SpaceX prête à entrer en Bourse sur fond de paris astronomiques sur l’IA

Goldman Sachs projette une multiplication par 100 des revenus d’intelligence artificielle de la compagnie d’Elon Musk d’ici 2030, à la veille d’un IPO qui pourrait devenir le plus grand de l’histoire des marchés financiers.

À l’heure où SpaceX entame son roadshow en vue de son introduction en Bourse — prévue le 15 juin prochain —, Wall Street affiche un soutien marqué, porté par des projections particulièrement ambitieuses.

Selon Goldman Sachs, banque cheffe de file de l’opération, les revenus de la branche IA du groupe d’Elon Musk — issue notamment de l’intégration de xAI plus tôt cette année — pourraient être multipliés par 100 d’ici 2030.

Une telle trajectoire propulserait cette entreprise, initialement centrée sur le spatial, parmi les plus valorisées au monde, et pourrait faire d’Elon Musk le premier trillionnaire de l’histoire.

La banque anticipe ainsi une progression des revenus de cette division — qui regroupe la plateforme X, l’assistant Grok, des infrastructures de données et un projet d’usine de semi-conducteurs en partenariat avec Tesla — de 3,2 milliards de dollars en 2025 à 322 milliards en 2030.

À fond sur l’intelligence artificielle

Pour mesurer l’ampleur de ces ambitions, il faut noter que le chiffre d’affaires global de SpaceX pourrait atteindre 474 milliards de dollars en 2030, dont 144 milliards issus de Starlink et 8,3 milliards des activités de lancement.

Autrement dit, l’intelligence artificielle représenterait à elle seule plus des deux tiers des revenus projetés pour la société basée au Texas. Selon le prospectus d’introduction, le marché total adressable de xAI est estimé à 26 500 milliards de dollars, bien au-delà des quelque 2 000 milliards attribués à Starlink et aux activités spatiales.
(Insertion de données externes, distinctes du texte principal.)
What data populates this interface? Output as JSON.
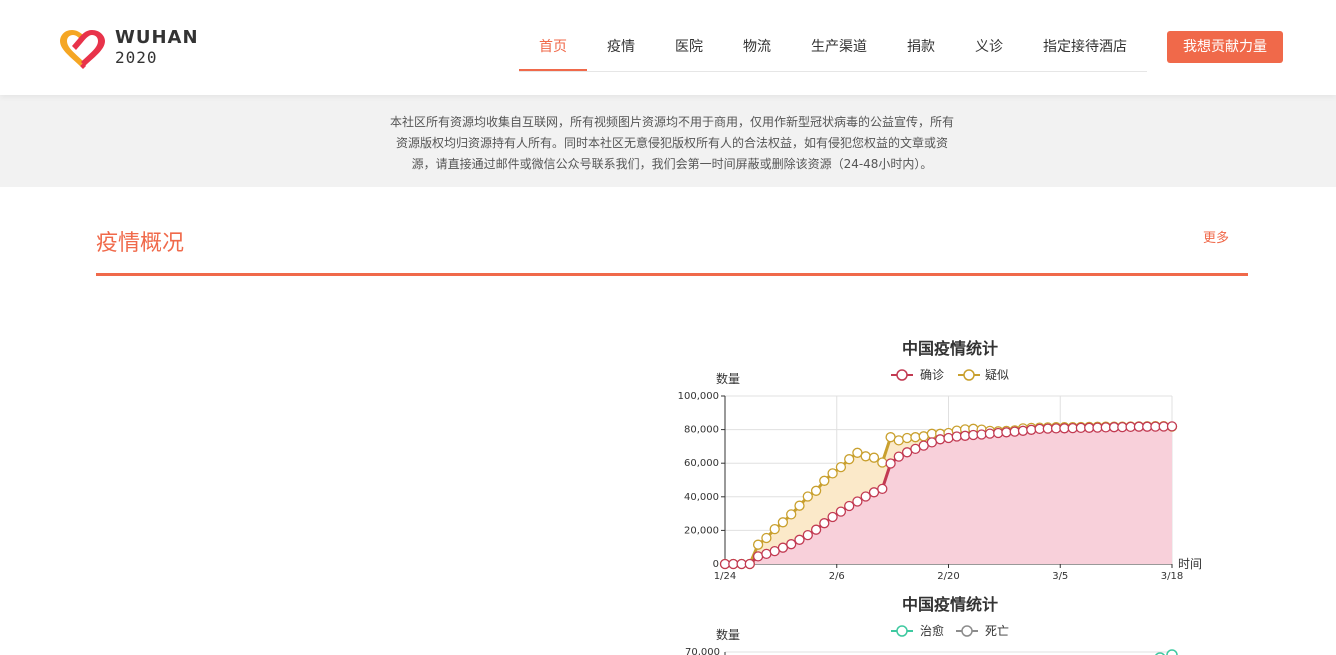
{
  "brand": {
    "name": "WUHAN",
    "year": "2020",
    "colors": {
      "accent": "#f0694a",
      "logo_orange": "#f5a623",
      "logo_red": "#e8334a"
    }
  },
  "nav": {
    "items": [
      {
        "label": "首页",
        "active": true
      },
      {
        "label": "疫情",
        "active": false
      },
      {
        "label": "医院",
        "active": false
      },
      {
        "label": "物流",
        "active": false
      },
      {
        "label": "生产渠道",
        "active": false
      },
      {
        "label": "捐款",
        "active": false
      },
      {
        "label": "义诊",
        "active": false
      },
      {
        "label": "指定接待酒店",
        "active": false
      }
    ],
    "cta_label": "我想贡献力量"
  },
  "notice": {
    "lines": [
      "本社区所有资源均收集自互联网，所有视频图片资源均不用于商用，仅用作新型冠状病毒的公益宣传，所有",
      "资源版权均归资源持有人所有。同时本社区无意侵犯版权所有人的合法权益，如有侵犯您权益的文章或资",
      "源，请直接通过邮件或微信公众号联系我们，我们会第一时间屏蔽或删除该资源（24-48小时内）。"
    ]
  },
  "section": {
    "title": "疫情概况",
    "more_label": "更多"
  },
  "chart_data": [
    {
      "type": "area",
      "title": "中国疫情统计",
      "xlabel": "时间",
      "ylabel": "数量",
      "x_ticks": [
        "1/24",
        "2/6",
        "2/20",
        "3/5",
        "3/18"
      ],
      "y_ticks": [
        "0",
        "20,000",
        "40,000",
        "60,000",
        "80,000",
        "100,000"
      ],
      "ylim": [
        0,
        100000
      ],
      "grid": true,
      "legend_position": "top-center",
      "x_start": "1/24",
      "x_end": "3/18",
      "series": [
        {
          "name": "确诊",
          "color": "#c23a52",
          "fill": "#f8d0da",
          "values": [
            0,
            0,
            0,
            0,
            4500,
            6000,
            7700,
            9700,
            11800,
            14400,
            17200,
            20400,
            24300,
            28000,
            31200,
            34500,
            37200,
            40200,
            42700,
            44700,
            59800,
            63900,
            66500,
            68500,
            70500,
            72400,
            74200,
            75000,
            75900,
            76300,
            76800,
            77100,
            77600,
            78000,
            78400,
            78800,
            79300,
            79900,
            80400,
            80600,
            80700,
            80800,
            80900,
            81000,
            81100,
            81200,
            81300,
            81400,
            81500,
            81600,
            81700,
            81750,
            81800,
            81850,
            81900
          ]
        },
        {
          "name": "疑似",
          "color": "#c9a02e",
          "fill": "#fbe9c9",
          "values": [
            0,
            0,
            0,
            0,
            11500,
            15500,
            20800,
            24800,
            29500,
            34700,
            40200,
            43600,
            49500,
            53900,
            57700,
            62400,
            66200,
            64100,
            63300,
            60400,
            75500,
            73600,
            75000,
            75500,
            76000,
            77500,
            77500,
            78000,
            79400,
            80100,
            80500,
            80000,
            79200,
            79000,
            79200,
            79500,
            80700,
            81000,
            81200,
            81300,
            81400,
            81450,
            81500,
            81550,
            81600,
            81650,
            81700,
            81750,
            81800,
            81850,
            81900,
            81950,
            82000,
            82000,
            81800
          ]
        }
      ]
    },
    {
      "type": "line",
      "title": "中国疫情统计",
      "ylabel": "数量",
      "y_ticks_visible": [
        "70,000"
      ],
      "legend_position": "top-center",
      "series": [
        {
          "name": "治愈",
          "color": "#3ec9a0"
        },
        {
          "name": "死亡",
          "color": "#8c8c8c"
        }
      ]
    }
  ]
}
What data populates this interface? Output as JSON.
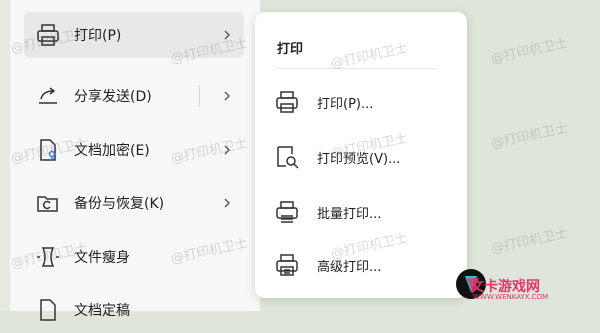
{
  "menu": {
    "items": [
      {
        "label": "打印(P)",
        "icon": "printer-icon",
        "active": true,
        "has_submenu": true
      },
      {
        "label": "分享发送(D)",
        "icon": "share-icon",
        "active": false,
        "has_submenu": true
      },
      {
        "label": "文档加密(E)",
        "icon": "encrypt-document-icon",
        "active": false,
        "has_submenu": true
      },
      {
        "label": "备份与恢复(K)",
        "icon": "backup-icon",
        "active": false,
        "has_submenu": true
      },
      {
        "label": "文件瘦身",
        "icon": "file-slim-icon",
        "active": false,
        "has_submenu": false
      },
      {
        "label": "文档定稿",
        "icon": "finalize-document-icon",
        "active": false,
        "has_submenu": false
      }
    ]
  },
  "submenu": {
    "title": "打印",
    "items": [
      {
        "label": "打印(P)...",
        "icon": "printer-icon"
      },
      {
        "label": "打印预览(V)...",
        "icon": "print-preview-icon"
      },
      {
        "label": "批量打印...",
        "icon": "batch-print-icon"
      },
      {
        "label": "高级打印...",
        "icon": "advanced-print-icon"
      }
    ]
  },
  "watermark": "@打印机卫士",
  "logo": {
    "text": "文卡游戏网",
    "subtext": "WWW.WENKAYX.COM"
  }
}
L’opération s’annonce elle-même d’envergure. SpaceX viserait un prix d’introduction de 135 dollars par action, avec environ 555 millions de titres mis en vente, ce qui pourrait lui permettre de lever près de 74,4 milliards de dollars, voire 85,7 milliards en cas d’exercice de l’option de surallocation par les banques.

Un pari sur l’avenir, mais des risques tangibles

Derrière cet enthousiasme, plusieurs zones d’ombre subsistent. Une croissance par cent des revenus de l’IA supposerait qu’une division ayant accusé une perte de 6,4 milliards de dollars l’an dernier rattrape, voire dépasse, les acteurs les plus avancés du secteur, tout en développant simultanément des capacités de calcul en orbite.

Le scepticisme est d’autant plus fort que de l’aveu même d’Elon Musk, xAI est encore un concurrent lointain face aux leaders du marché que sont Anthropic, Google et OpenAI. La division fait par ailleurs l’objet de plusieurs enquêtes réglementaires liées à des deepfakes à caractère sexuel non consentis générés par Grok.

Goldman Sachs anticipe en outre un déficit de trésorerie de 105 milliards de dollars pour SpaceX à l’horizon 2029. L’investissement relève donc d’un pari de long terme, loin d’être dénué de risques.